Era capaz de viajar sin un céntimo a El Cairo, Budapest o Moscú —imaginen si lo hubieran atrapado allí— , viviendo debajo de un puente, durmiendo en cajeros automáticos, robando los materiales en tiendas mientras acechaba el momento de esquivar la vigilancia y hacerse con la presa, con el trofeo: cinco minutos de gloria y una foto como prueba. La adrenalina. Sus treinta segundos sobre Tokio.

No probaba el alcohol ni fumaba, y tenía una disciplina de samurái. Era un magnífico electricista, y con ese trabajo se ganaba la vida. Él instaló las luces en mi biblioteca y después se negó a cobrarme; pasé meses insistiendo y nunca conseguí que aceptara el dinero. Era orgullosamente insobornable — sólo un plato de fideos al horno en la taberna del Capitán Alatriste podía hacer vacilar su integridad— y tenía una perra a la que adoraba, que era el verdadero amor de su vida.

Me fascinaba escuchar sus aventuras, sus hazañas contadas con asombrosa sencillez, sin darles importancia. No soportaba que lo llamasen artista urbano. «Yo no he sido artista en mi puta vida», declaraba. Su forma de ver el mundo, aquella extraña mezcla suya de ingenuidad y arrojo, me confirmó una vez más que el bien y el mal se entrecruzan siempre en una compleja trama de grises. También me forzó a asomarme, incluso físicamente, al otro lado de la colina. A intentar comprender su extraño y clandestino mundo. No a justificarlo, sino a comprenderlo. Y creo que conseguí: ver, en ocasiones, la vida tal como él la veía.

Jamás olvidaré aquellas noches de infiltraciones y golpes de mano, tan profesionales y eficaces como incursiones de comandos. Tenía unas agallas que no le cabían en la ropa. Era un genio de la acción clandestina y la táctica guerrillera urbana. Lo sé porque vivimos innumerables anécdotas juntos.
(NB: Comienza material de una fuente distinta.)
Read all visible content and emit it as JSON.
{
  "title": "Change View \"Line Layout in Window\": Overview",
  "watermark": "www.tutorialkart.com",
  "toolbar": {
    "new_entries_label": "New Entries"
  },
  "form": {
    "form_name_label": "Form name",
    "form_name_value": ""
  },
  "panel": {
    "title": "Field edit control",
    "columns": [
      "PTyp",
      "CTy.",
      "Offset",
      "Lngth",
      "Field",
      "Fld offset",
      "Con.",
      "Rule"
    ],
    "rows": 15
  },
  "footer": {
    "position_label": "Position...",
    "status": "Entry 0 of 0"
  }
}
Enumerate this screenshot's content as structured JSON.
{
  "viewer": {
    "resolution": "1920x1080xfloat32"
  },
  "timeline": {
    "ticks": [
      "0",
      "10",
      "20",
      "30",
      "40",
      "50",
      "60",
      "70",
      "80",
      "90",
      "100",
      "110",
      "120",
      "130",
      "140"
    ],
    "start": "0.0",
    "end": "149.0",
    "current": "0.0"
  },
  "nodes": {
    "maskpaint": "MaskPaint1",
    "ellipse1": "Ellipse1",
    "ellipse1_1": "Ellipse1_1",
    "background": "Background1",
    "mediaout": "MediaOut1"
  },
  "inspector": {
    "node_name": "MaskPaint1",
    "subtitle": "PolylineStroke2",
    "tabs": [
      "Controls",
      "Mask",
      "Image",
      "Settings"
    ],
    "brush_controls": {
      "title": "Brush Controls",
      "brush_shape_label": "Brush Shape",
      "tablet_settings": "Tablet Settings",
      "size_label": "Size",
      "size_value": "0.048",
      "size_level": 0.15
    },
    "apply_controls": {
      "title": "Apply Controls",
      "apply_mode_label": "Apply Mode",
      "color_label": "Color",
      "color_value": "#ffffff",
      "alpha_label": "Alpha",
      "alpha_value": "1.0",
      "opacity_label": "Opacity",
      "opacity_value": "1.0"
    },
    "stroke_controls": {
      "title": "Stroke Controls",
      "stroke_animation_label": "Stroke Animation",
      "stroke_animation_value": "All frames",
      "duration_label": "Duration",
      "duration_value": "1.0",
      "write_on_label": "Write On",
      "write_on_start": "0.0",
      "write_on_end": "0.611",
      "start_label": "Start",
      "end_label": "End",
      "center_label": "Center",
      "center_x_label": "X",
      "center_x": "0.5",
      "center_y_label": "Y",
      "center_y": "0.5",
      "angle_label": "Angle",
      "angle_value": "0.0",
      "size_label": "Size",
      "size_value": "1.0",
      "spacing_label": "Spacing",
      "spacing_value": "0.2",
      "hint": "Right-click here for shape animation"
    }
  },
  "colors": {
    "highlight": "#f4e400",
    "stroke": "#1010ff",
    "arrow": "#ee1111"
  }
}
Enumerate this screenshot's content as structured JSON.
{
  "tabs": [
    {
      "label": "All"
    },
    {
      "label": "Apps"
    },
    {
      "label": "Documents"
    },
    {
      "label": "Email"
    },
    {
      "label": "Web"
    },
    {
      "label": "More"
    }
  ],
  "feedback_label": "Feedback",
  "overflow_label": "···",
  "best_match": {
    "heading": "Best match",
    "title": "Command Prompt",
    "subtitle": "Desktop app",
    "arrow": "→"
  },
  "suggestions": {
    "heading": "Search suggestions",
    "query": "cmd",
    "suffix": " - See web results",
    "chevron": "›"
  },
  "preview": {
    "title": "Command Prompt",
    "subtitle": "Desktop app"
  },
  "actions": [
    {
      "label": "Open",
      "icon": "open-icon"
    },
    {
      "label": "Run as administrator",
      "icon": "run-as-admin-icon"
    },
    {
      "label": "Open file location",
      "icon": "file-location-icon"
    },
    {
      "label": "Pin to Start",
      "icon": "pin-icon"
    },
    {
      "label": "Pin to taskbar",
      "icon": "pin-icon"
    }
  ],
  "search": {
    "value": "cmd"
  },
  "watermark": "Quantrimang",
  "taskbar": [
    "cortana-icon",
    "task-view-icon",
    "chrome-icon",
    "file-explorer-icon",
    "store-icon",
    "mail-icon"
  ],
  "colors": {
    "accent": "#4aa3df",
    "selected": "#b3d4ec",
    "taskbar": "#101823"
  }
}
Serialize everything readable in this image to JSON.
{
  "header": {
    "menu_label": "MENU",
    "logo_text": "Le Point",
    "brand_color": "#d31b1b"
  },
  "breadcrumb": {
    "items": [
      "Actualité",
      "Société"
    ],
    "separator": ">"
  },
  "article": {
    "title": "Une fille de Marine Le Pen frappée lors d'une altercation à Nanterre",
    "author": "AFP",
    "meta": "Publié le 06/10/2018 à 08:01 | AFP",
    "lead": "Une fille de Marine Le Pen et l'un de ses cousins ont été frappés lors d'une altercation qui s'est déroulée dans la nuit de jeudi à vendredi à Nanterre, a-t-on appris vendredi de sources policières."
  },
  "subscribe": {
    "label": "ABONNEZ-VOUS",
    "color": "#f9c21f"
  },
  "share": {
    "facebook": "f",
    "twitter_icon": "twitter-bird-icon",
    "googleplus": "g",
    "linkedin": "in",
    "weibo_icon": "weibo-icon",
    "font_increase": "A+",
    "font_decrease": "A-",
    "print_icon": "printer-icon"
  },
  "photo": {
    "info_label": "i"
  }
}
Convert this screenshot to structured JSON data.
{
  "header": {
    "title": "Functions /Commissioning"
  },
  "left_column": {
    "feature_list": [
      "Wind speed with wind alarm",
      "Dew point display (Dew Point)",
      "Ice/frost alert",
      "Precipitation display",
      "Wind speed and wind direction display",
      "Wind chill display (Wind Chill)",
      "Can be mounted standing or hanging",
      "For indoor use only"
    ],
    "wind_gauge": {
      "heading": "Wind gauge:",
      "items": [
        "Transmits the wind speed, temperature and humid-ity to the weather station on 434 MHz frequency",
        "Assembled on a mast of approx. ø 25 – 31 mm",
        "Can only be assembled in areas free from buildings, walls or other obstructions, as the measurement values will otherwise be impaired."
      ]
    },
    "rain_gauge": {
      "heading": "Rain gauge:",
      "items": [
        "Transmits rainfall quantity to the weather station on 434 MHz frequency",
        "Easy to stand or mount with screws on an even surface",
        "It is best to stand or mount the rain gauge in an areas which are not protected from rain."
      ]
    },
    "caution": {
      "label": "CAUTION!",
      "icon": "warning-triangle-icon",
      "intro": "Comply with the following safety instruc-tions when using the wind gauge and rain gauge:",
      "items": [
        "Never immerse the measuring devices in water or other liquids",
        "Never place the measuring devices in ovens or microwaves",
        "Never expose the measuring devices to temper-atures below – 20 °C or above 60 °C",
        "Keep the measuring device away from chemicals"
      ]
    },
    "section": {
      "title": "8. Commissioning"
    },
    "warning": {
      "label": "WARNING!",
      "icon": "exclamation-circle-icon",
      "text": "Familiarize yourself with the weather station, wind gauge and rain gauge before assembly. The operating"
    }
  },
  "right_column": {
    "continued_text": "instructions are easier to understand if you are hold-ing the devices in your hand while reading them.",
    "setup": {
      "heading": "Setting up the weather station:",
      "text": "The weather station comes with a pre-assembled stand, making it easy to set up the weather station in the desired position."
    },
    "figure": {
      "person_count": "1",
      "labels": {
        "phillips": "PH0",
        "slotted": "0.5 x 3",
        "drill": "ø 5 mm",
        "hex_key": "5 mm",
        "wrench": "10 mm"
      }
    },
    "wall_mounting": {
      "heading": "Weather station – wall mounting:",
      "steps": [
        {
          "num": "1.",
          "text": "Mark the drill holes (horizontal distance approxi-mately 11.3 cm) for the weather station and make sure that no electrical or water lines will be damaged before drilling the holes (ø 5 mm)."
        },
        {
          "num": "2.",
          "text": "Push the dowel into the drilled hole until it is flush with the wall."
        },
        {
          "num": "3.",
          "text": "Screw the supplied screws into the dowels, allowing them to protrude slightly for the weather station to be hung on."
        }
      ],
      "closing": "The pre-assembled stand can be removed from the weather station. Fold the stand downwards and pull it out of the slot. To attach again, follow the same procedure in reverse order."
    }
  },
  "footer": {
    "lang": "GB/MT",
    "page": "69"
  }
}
Como la de aquella noche en que volvíamos de cenar con Jeosm y Rise por una calle oscura, yo caminaba entre ellos, y pasó junto a nosotros un coche de la policía, que se detuvo al vernos. « ¿Todo bien, don Arturo? », preguntaron desde el coche, al reconocerme. Respondí que sí, que todo bien, nos saludamos y siguieron adelante. Entonces David dejó salir el aire que retenía en los pulmones y dijo: «Es la primera vez en mi vida que veo tan cerca a un madero y no salgo corriendo».